Shuffling portfolios, even in a sophisticated way, wont alone solve the problems of declining circulation, shrinking advertising market share and eroding reader confidence, Alan Mutter writes. But concentrating assets in tight, efficient clusters is one sensible step toward equipping newspapers to be more viable competitors in the age of good, fast and cheap new media.
That comment comes from a recent item posted on Mutters blog, Reflections of a Newsosaur (newsosaur.blogspot.com). A longtime newspaperman who held editorial positions at the Chicago Sun-Times and San Francisco Chronicle, Mutter is now a managing partner in a company involved in media ventures that combine journalism and technology.
Such clustering is behind the newspaper swap occurring in Detroit, with Gannett, which earlier this year bought a chain of suburban weekly papers in the metro area, consolidating its position here by acquiring the dominant Free Press. Knight Ridder, which has owned the Freep for decades, received smaller papers in other parts of the country where it has a stronger presence already.
Its part of a trend.
The concentration of dailies and weeklies into ever-larger contiguous regional clusters creates new advertising products for publishers to sell, Mutter writes.

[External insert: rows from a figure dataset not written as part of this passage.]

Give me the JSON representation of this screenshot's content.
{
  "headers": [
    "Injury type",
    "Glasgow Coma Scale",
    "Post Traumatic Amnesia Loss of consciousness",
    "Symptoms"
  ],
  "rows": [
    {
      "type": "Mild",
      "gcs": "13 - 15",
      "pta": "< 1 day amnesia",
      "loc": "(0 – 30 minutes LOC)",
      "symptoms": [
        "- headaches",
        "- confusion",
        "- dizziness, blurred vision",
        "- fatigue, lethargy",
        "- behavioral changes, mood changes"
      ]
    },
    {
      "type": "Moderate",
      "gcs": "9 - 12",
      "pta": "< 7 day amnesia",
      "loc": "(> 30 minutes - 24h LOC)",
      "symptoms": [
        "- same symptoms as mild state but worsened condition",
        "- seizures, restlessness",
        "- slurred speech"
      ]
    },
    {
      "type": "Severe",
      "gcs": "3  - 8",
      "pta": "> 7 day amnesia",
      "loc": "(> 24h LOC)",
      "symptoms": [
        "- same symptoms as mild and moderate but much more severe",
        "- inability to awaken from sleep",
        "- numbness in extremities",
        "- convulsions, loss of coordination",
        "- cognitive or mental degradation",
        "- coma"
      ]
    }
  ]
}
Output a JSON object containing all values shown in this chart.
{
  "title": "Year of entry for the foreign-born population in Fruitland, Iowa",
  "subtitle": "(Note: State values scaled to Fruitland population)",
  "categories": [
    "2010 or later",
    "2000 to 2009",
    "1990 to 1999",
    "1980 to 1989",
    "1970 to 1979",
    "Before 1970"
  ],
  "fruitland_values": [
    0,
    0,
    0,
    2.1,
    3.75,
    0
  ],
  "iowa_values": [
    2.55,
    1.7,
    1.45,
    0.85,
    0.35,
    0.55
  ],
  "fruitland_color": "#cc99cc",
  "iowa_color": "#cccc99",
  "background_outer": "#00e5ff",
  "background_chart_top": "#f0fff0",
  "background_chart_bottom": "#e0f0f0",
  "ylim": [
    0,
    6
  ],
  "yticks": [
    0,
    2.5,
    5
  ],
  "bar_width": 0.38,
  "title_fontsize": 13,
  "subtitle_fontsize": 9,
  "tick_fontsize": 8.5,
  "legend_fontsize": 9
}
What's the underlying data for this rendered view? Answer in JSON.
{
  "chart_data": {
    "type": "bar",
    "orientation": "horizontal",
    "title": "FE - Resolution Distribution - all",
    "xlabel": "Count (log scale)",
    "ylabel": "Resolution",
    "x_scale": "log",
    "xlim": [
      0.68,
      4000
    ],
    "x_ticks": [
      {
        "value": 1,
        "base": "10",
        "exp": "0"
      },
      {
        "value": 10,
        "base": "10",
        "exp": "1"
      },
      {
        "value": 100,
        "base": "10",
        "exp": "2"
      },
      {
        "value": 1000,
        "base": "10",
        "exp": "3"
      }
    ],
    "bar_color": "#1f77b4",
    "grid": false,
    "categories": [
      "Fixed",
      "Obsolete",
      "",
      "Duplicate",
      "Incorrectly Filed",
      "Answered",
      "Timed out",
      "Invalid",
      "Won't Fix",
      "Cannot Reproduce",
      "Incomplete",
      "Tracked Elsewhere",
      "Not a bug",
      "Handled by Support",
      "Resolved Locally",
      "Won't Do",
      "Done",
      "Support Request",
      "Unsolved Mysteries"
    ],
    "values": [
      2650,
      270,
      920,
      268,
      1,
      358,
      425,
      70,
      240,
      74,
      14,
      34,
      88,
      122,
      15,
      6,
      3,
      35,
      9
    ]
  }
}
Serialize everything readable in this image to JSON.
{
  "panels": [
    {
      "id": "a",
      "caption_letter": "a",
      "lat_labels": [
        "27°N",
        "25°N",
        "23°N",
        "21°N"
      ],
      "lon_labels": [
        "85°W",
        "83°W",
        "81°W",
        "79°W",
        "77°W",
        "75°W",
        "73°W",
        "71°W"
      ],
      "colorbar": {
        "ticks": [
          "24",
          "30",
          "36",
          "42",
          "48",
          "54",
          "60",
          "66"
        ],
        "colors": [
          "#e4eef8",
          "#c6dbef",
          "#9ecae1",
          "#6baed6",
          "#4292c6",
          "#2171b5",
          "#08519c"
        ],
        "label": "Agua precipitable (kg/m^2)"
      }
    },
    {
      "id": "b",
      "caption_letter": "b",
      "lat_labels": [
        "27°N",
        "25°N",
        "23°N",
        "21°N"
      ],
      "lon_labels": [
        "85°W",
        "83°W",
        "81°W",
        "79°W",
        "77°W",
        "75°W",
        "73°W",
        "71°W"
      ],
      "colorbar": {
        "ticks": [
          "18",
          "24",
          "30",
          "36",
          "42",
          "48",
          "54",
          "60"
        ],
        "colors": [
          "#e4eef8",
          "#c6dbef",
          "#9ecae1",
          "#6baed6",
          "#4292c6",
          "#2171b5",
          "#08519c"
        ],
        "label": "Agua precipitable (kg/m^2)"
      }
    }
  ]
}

As a result, the costs of content, production and delivery can be reduced through the consolidation of staffs and capital-intensive printing facilities.
There is, however, a downside to all this efficiency.
Greater media concentration inevitably will lead to a decline in the diversity of regional editorial voices serving our communities, Mutter warns.
The key to success, he says, is funneling that newfound profit into producing compelling and competitive new products.
If the goodies garnered at the swap meet go only to pumping up short-term profits, Mutter writes, the industry will be cheating its readers, its investors and itself.